Speaking on AFC’s The History Locker: Hall of Fame podcast, McDermott said the Crows’ first game and subsequent 86-point victory over Hawthorn was a memory he would never forget.
“It was amazing, just a privilege to be able to lead the team out,” McDermott, now 57, said.
“The atmosphere was incredible (and) it had been all week.
“It’s one of those few memories from footy that remain as sharp as it was when it happened 30 years ago.
“Most of the memories die or fade and you sort of get a rough idea of what happened.“But that walk through the tunnel, the stop at the end, the speech to the boys, the walk onto the ground, the roar of the crowd, the magnificent night it was and to be playing Hawthorn, it’s just stuff of fairytales.
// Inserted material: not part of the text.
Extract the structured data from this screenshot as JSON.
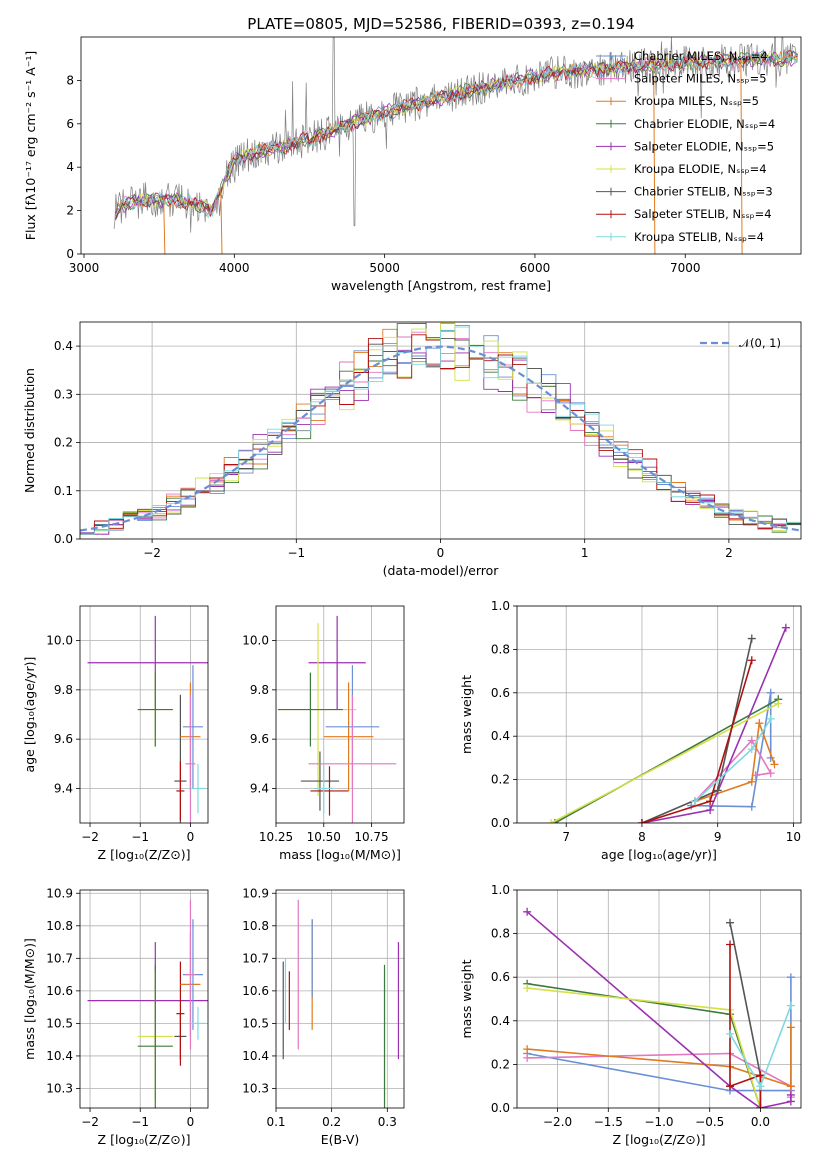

“Then to go out and play the way we did, not better than we could, but as good as we wanted to play, was just a dream come true.”
McDermott, who went on to play 117 AFL games for the Crows, can even recall what he said to his teammates before running onto the oval to battle the Hawks.
“That moment, that night, those couple of hours was my most vivid memory from football,” McDermott said.
“Really, it was just about the steps we were about to take and how in 25 years or maybe even 30 years time, they would talk about that day.
“Everybody remembers that we played with some flair, we shared the ball, we played with some courage, we played hard, we played until the end.
“I think at the end of the night, everybody walked away feeling pretty proud of the Adelaide Footy Club and the team that represented them.”
In the latest episode, McDermott also discusses his leadership qualities and the importance he placed on making everyone in the squad feel part of the Club, as well as missing out on the back-to-back flags.
“As soon as Adelaide were announced and they were coming in, it was a really easy decision, it felt like a State team of sorts,” McDermott, who was regarded as one of the toughest and most courageous midfielders, said.
“I always look back with great joy.
“I love the place as much as I love Glenelg.”